For the past six years Lee faculty and students have presented the tour as part of the Rediscovering Historic Cleveland initiative.
The tours will introduce the families who first lived in the homes, bring to life the historical setting in which the homes were built, and help explain the architecture and design of the houses.
Through 2013, the tour has featured two dozen of Cleveland’s finest historic homes and public buildings.
This year’s tour includes:
— The Hardwick Home (590 N. Ocoee)
Completely renovated and restored over the last two years, the Hardwick home is one of the oldest surviving single-family homes in Cleveland.
After surviving the Civil War and a major fire in the late 1920s, the house had fallen into disrepair before being renovated and restored by Rufus and Jane Triplett.
— The Stivers Home (350 Centenary Ave.)
Built during the First World War, the Stivers Home was a kit home — that is, the owners ordered the floor plan and building materials from a catalog.
An extensive addition was made to the home in recent years, but the homeowners, Mike and Kim Griffin, have maintained the charm of the original structure.
— The Wilson Home (1643 N. Ocoee)
G.L. Hardwick built this home in 1929, but lived there only a year before selling it to the Wilson family.
The comfortable brick house was built in the minimal traditionalist style; later additions doubled its size but left the original facade intact.
Owned by Michael and Rebecca Williamson, the house is an outstanding example of how structures evolve over time.
— The College Hill School
While the tour will not visit the actual site of the school, patrons will be invited to learn more about the school through displays that will tell the story of Cleveland’s African-American school during its first two decades of service.
The tours will be conducted by Lee University history students completing their senior year “capstone” experience, which includes a public history project (the annual spring house tour and, in the fall, the Fort Hill Cemetery Tour).
Dr.

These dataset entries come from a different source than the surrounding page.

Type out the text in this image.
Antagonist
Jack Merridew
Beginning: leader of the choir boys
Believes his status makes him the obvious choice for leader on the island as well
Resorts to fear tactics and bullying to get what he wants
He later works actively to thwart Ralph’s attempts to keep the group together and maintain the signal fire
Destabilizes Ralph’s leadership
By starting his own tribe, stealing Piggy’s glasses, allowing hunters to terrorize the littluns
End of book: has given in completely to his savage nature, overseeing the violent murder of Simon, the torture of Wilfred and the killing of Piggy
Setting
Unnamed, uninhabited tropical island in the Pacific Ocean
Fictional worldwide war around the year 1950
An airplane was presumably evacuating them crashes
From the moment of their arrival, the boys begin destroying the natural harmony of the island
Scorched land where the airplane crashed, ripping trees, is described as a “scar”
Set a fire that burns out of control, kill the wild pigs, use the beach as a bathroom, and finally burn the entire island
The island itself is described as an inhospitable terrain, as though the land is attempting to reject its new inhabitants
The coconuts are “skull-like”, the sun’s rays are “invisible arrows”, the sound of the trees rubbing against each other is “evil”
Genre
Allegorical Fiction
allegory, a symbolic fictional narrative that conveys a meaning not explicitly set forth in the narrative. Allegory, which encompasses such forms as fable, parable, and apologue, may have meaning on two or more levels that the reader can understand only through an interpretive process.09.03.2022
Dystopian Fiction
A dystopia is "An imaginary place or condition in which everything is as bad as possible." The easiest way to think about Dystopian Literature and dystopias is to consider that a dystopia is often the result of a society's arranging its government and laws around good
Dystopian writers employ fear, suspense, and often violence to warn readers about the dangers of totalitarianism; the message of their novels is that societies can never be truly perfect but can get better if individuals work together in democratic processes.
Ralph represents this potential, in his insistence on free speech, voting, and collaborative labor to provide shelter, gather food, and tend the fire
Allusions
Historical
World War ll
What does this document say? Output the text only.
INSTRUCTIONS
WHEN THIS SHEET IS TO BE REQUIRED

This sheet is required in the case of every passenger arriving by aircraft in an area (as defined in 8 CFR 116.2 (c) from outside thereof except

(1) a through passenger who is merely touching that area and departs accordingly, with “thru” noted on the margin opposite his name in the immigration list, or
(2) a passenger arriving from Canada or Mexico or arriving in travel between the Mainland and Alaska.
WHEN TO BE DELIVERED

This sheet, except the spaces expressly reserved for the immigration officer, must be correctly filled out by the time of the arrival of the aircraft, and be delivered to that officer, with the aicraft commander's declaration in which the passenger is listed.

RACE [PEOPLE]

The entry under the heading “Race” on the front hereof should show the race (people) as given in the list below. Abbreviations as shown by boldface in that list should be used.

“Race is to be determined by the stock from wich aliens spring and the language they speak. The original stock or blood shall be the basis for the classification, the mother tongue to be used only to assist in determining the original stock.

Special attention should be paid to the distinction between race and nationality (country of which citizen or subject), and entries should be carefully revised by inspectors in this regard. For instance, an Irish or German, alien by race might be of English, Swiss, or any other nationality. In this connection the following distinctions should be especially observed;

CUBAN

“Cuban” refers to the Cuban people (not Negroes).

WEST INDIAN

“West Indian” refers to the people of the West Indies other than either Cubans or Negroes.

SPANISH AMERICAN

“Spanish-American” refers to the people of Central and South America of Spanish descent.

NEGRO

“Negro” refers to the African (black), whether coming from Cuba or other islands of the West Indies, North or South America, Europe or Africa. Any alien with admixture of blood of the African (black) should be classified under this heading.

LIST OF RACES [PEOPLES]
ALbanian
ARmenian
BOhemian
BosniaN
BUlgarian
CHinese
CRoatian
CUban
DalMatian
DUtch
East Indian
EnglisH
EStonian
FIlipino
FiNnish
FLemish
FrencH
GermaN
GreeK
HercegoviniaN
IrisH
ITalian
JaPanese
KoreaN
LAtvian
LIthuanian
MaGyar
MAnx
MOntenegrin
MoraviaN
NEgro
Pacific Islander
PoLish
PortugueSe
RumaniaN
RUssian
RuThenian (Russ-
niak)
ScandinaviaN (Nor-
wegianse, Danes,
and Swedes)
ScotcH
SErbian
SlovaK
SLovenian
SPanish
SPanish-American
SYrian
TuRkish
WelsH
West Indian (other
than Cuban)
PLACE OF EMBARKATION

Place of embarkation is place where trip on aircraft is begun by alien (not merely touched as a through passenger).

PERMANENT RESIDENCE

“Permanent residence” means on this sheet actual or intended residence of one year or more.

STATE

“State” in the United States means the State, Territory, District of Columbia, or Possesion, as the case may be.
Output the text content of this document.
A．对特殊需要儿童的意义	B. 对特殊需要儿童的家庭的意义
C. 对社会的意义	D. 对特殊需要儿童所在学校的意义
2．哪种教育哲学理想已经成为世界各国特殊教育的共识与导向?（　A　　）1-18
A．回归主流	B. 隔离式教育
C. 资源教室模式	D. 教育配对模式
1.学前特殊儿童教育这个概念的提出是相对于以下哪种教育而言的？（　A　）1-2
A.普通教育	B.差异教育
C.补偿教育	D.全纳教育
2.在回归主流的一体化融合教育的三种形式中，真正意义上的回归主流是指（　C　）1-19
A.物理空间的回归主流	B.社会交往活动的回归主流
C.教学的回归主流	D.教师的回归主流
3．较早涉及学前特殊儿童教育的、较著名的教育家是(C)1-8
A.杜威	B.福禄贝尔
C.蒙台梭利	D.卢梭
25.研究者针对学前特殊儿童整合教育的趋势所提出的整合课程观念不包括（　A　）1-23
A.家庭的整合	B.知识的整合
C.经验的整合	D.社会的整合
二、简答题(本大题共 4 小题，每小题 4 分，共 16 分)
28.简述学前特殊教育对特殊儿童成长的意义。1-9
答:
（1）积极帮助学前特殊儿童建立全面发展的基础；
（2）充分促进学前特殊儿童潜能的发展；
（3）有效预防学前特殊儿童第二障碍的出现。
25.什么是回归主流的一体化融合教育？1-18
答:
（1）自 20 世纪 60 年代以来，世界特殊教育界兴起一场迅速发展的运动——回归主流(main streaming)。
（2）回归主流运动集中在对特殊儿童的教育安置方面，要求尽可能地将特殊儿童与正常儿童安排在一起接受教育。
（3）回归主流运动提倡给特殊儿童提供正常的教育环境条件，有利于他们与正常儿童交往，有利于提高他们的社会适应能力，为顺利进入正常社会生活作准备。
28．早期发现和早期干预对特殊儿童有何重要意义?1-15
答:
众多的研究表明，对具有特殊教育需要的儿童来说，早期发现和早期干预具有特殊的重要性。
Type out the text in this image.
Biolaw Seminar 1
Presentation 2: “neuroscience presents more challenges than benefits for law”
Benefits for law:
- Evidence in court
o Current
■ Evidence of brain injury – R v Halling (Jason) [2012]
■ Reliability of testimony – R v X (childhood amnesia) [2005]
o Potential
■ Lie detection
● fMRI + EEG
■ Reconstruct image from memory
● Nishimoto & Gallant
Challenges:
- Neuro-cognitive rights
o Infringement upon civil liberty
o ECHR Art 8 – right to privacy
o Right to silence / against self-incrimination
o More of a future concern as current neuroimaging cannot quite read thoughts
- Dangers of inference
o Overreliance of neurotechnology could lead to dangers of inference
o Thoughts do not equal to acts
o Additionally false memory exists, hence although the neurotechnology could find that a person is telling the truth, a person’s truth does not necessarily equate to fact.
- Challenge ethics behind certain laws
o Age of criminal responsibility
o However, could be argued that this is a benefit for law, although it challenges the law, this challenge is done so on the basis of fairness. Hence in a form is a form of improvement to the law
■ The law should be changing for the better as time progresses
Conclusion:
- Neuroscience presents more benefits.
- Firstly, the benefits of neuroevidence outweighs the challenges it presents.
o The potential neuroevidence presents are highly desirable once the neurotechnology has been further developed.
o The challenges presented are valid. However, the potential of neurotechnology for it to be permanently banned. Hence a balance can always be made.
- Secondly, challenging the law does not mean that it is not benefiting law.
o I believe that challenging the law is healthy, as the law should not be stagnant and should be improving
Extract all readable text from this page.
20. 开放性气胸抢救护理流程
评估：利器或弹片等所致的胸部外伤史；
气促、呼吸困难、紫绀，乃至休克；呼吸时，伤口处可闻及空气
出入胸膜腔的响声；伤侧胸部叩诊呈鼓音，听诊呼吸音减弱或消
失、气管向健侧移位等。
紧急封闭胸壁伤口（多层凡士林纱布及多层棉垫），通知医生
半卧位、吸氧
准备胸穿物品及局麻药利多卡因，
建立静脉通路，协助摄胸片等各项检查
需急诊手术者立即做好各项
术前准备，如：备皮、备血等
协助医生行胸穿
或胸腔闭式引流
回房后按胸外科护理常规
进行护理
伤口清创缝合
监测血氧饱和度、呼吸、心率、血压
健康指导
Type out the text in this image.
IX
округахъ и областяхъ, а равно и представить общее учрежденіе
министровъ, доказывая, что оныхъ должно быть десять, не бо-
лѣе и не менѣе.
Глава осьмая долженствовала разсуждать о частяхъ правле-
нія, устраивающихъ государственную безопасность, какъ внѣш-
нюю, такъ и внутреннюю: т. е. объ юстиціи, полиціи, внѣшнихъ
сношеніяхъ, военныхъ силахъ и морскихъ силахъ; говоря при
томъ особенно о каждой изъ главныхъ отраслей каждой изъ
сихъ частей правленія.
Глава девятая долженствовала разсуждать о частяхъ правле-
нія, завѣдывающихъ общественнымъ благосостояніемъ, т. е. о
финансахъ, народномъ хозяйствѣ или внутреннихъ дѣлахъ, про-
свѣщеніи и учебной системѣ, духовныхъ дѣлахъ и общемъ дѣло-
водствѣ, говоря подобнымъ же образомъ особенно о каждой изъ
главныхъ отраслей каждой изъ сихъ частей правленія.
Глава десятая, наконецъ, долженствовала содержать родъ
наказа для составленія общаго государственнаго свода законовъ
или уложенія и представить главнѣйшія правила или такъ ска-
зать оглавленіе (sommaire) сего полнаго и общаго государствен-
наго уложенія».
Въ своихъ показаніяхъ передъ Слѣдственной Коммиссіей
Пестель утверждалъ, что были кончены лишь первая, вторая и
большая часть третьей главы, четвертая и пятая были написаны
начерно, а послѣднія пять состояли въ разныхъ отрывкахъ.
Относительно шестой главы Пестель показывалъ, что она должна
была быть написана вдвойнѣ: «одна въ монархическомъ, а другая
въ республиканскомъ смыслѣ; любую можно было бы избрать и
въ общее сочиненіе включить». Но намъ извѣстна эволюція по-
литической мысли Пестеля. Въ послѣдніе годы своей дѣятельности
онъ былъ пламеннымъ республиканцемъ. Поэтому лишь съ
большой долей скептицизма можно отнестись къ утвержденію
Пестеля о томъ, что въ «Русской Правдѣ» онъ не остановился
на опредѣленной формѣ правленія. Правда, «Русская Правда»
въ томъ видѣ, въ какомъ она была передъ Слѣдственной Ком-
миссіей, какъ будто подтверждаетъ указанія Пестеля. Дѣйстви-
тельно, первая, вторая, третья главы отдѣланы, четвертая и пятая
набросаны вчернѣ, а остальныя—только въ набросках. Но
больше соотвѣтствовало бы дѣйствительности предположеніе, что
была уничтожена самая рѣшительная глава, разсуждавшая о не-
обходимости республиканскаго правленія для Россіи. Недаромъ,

John Coats, a professor at Lee and the faculty sponsor, said, “Every year I’m amazed by the generosity shown by our homeowners in opening their houses for the tour.
“Our students gain so much from the opportunity to research Cleveland’s history, but the tour also helps local residents appreciate their rich and varied past.”
Students conduct interviews, research architecture and design, work on publicity and provide commentary on the homes.
Don Laskey, a senior history major involved in the project, said, “Researching the homes for the tour gave me a whole new appreciation for our local history — the family I researched moved from my home state of Ohio to Cleveland over a century ago.”
Tour-goers will learn about what life in Cleveland would have been like around the time of each dwelling’s construction.
They will also observe examples of architecture from different time periods and the extent to which parts of the homes have been restored, preserved and modernized.
Ticket sales begin the day of the tour at 9 a.m. at the History Branch of the Cleveland Public Library at 833 N. Ocoee and end at 1 p.m. The homes will be open for tours until 2 p.m.
The $4 admission to the tour will support the William Snell History Scholarship at Lee University.